Cet article aurait dû être publié au mois de novembre dernier. Dans le tourbillon du quotidien : il est resté inachevé. Je le termine aujourd’hui car il est important pour moi de laisser une trace pour mon enfant.

2007 – 2017. J’ai beau essayé de me dire que ce n’est qu’un rêve, mais rien n’y fait, j’ai pourtant essayé de laisser passer les saisons. Mais pas une minute ne se passe sans que je ne pense à toi. J’avais l’espoir qu’avec le temps son souvenir soit moins douloureux mais est-ce vraiment possible d’oublier une disparition pour laquelle nous n’étions pas prêt ? Il y a 10 ans, j’ai perdu ma grand-mère, je venais à peine d’arriver en métropole. C’est l’une des pertes les plus marquantes de ma vie, j’ai pris conscience à cet instant, à 19 ans que les gens que l’on aime partent pour toujours. Inévitablement. Elle m’a laissé un héritage précieux, que peu de membres de ma famille ont saisi c’est le courage d’être moi.
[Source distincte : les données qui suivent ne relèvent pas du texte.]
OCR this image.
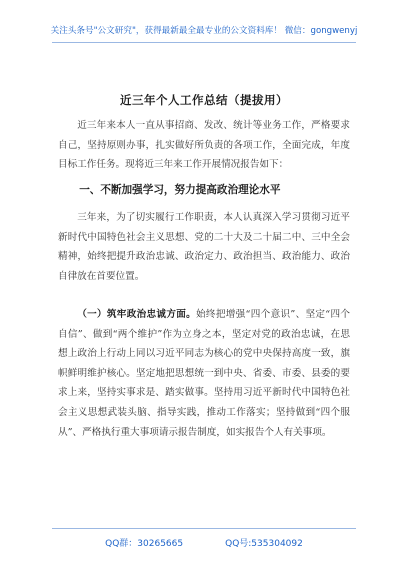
关注头条号"公文研究"，获得最新最全最专业的公文资料库！ 微信：gongwenyj
近三年个人工作总结（提拔用）
近三年来本人一直从事招商、发改、统计等业务工作，严格要求自己，坚持原则办事，扎实做好所负责的各项工作，全面完成，年度目标工作任务。现将近三年来工作开展情况报告如下：
一、不断加强学习，努力提高政治理论水平
三年来，为了切实履行工作职责，本人认真深入学习贯彻习近平新时代中国特色社会主义思想、党的二十大及二十届二中、三中全会精神，始终把提升政治忠诚、政治定力、政治担当、政治能力、政治自律放在首要位置。
（一）筑牢政治忠诚方面。始终把增强“四个意识”、坚定“四个自信”、做到“两个维护”作为立身之本，坚定对党的政治忠诚，在思想上政治上行动上同以习近平同志为核心的党中央保持高度一致，旗帜鲜明维护核心。坚定地把思想统一到中央、省委、市委、县委的要求上来，坚持实事求是、踏实做事。坚持用习近平新时代中国特色社会主义思想武装头脑、指导实践，推动工作落实；坚持做到“四个服从”、严格执行重大事项请示报告制度，如实报告个人有关事项。
QQ群：30265665	QQ号:535304092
Envers et contre tous.

Je ne suis pas du genre à angoisser, ni à ressasser le passé mais j’ai toujours une période où je suis mélancolique et cela commence avec son souvenir. C’était l’une des rares personne à être profondément fière de moi. Elle était d’une franchise déconcertante et ce jusqu’à la fin : c’est pourquoi j’ai toujours eu une admiration sans faille face à son honnêteté. Elle avouait ses forces comme ses faiblesses, ses victoires comme ses échecs avec une facilité que j’ai rarement rencontré dans ma vie. 
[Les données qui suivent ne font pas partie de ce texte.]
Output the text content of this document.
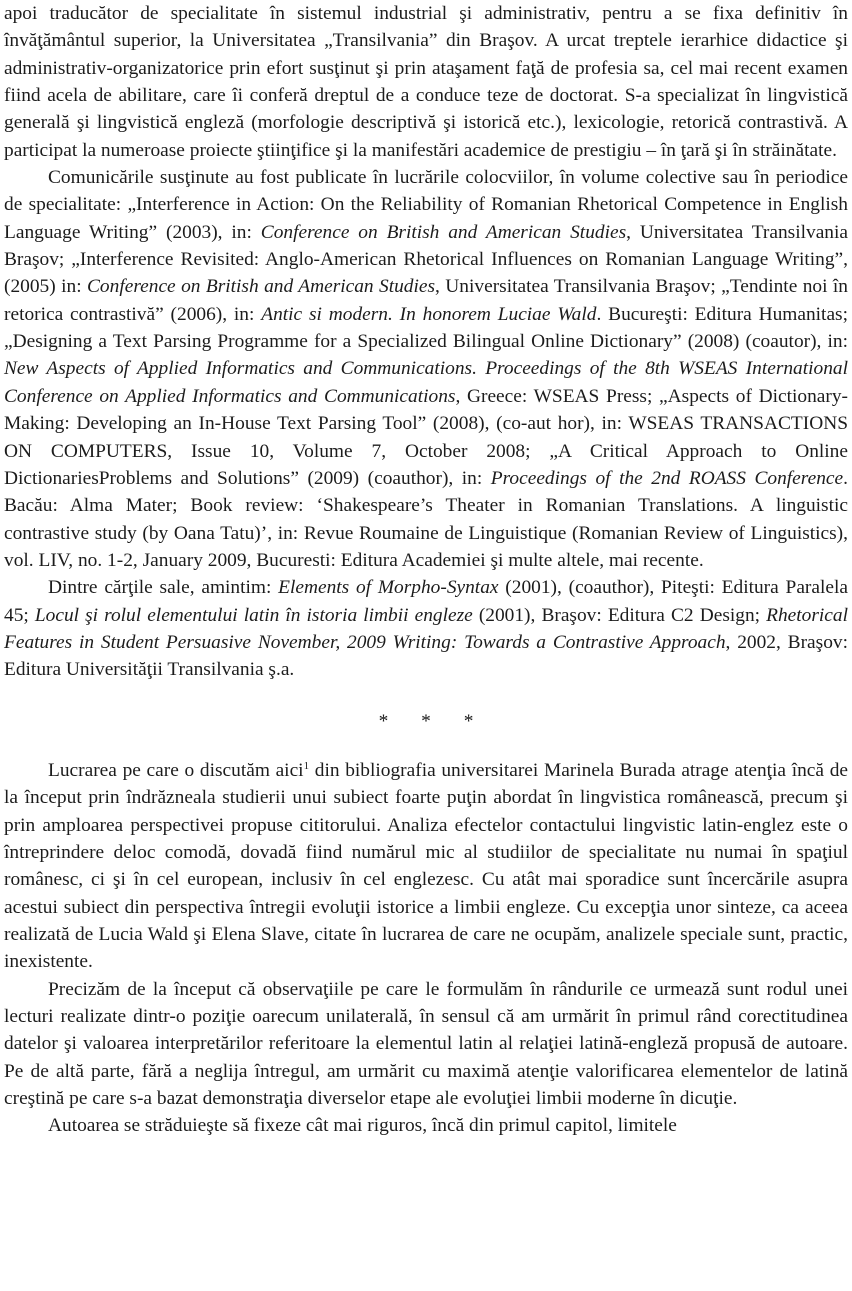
apoi traducător de specialitate în sistemul industrial şi administrativ, pentru a se fixa definitiv în învăţământul superior, la Universitatea „Transilvania” din Braşov. A urcat treptele ierarhice didactice şi administrativ-organizatorice prin efort susţinut şi prin ataşament faţă de profesia sa, cel mai recent examen fiind acela de abilitare, care îi conferă dreptul de a conduce teze de doctorat. S-a specializat în lingvistică generală şi lingvistică engleză (morfologie descriptivă şi istorică etc.), lexicologie, retorică contrastivă. A participat la numeroase proiecte ştiinţifice şi la manifestări academice de prestigiu – în ţară şi în străinătate.

Comunicările susţinute au fost publicate în lucrările colocviilor, în volume colective sau în periodice de specialitate: „Interference in Action: On the Reliability of Romanian Rhetorical Competence in English Language Writing” (2003), in: Conference on British and American Studies, Universitatea Transilvania Braşov; „Interference Revisited: Anglo-American Rhetorical Influences on Romanian Language Writing”, (2005) in: Conference on British and American Studies, Universitatea Transilvania Braşov; „Tendinte noi în retorica contrastivă” (2006), in: Antic si modern. In honorem Luciae Wald. Bucureşti: Editura Humanitas; „Designing a Text Parsing Programme for a Specialized Bilingual Online Dictionary” (2008) (coautor), in: New Aspects of Applied Informatics and Communications. Proceedings of the 8th WSEAS International Conference on Applied Informatics and Communications, Greece: WSEAS Press; „Aspects of Dictionary-Making: Developing an In-House Text Parsing Tool” (2008), (co-aut hor), in: WSEAS TRANSACTIONS ON COMPUTERS, Issue 10, Volume 7, October 2008; „A Critical Approach to Online DictionariesProblems and Solutions” (2009) (coauthor), in: Proceedings of the 2nd ROASS Conference. Bacău: Alma Mater; Book review: ‘Shakespeare’s Theater in Romanian Translations. A linguistic contrastive study (by Oana Tatu)’, in: Revue Roumaine de Linguistique (Romanian Review of Linguistics), vol. LIV, no. 1-2, January 2009, Bucuresti: Editura Academiei şi multe altele, mai recente.

Dintre cărţile sale, amintim: Elements of Morpho-Syntax (2001), (coauthor), Piteşti: Editura Paralela 45; Locul şi rolul elementului latin în istoria limbii engleze (2001), Braşov: Editura C2 Design; Rhetorical Features in Student Persuasive November, 2009 Writing: Towards a Contrastive Approach, 2002, Braşov: Editura Universităţii Transilvania ş.a.

* * *

Lucrarea pe care o discutăm aici$^1$ din bibliografia universitarei Marinela Burada atrage atenţia încă de la început prin îndrăzneala studierii unui subiect foarte puţin abordat în lingvistica românească, precum şi prin amploarea perspectivei propuse cititorului. Analiza efectelor contactului lingvistic latin-englez este o întreprindere deloc comodă, dovadă fiind numărul mic al studiilor de specialitate nu numai în spaţiul românesc, ci şi în cel european, inclusiv în cel englezesc. Cu atât mai sporadice sunt încercările asupra acestui subiect din perspectiva întregii evoluţii istorice a limbii engleze. Cu excepţia unor sinteze, ca aceea realizată de Lucia Wald şi Elena Slave, citate în lucrarea de care ne ocupăm, analizele speciale sunt, practic, inexistente.

Precizăm de la început că observaţiile pe care le formulăm în rândurile ce urmează sunt rodul unei lecturi realizate dintr-o poziţie oarecum unilaterală, în sensul că am urmărit în primul rând corectitudinea datelor şi valoarea interpretărilor referitoare la elementul latin al relaţiei latină-engleză propusă de autoare. Pe de altă parte, fără a neglija întregul, am urmărit cu maximă atenţie valorificarea elementelor de latină creştină pe care s-a bazat demonstraţia diverselor etape ale evoluţiei limbii moderne în dicuţie.

Autoarea se străduieşte să fixeze cât mai riguros, încă din primul capitol, limitele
Cette année 2017 a été d’autant plus particulière car je suis devenue maman. J’ai endossé ce rôle et inévitablement j’ai pensé à ma fille : et si je venais à disparaitre ? Que voudrai-je lui léguer ? Qu’est-ce que je voudrai qu’elle retienne dans l’éducation que je lui ai transmise ?

N’attends rien des autres

Je n’ai jamais eu d’autre choix que d’assurer seule dans la plupart de mes combats. D’ailleurs très peu de gens savent ce que j’ai pu traverser dans ma vie, parce que je ne me confie pas tellement mais surtout parce que je n’ai jamais eu l’opportunité de pouvoir raconter librement cette partie-là de moi. Alors j’ai appris malgré moi en toute autonomie à m’en sortir seule. J’ai toujours rêvé d’avoir une meilleure amie qui me connaît mieux que personne, à qui je pouvais confier mes secrets mais la vie ne m’a pas offert cette chance. Le temps passant, je ne pense pas rencontrer cette personne afin de raconter mes plus profondes blessures et bien que cela me manque, j’ai le mérite de ne rien devoir à personne. J’ai véritablement touché le fond, j’ai vécu des choses tellement irréalistes mais surtout j’ai tellement cru que l’on allait me sortir de là avant de comprendre que j’étais la seule qui pouvait résoudre ce mauvais karma.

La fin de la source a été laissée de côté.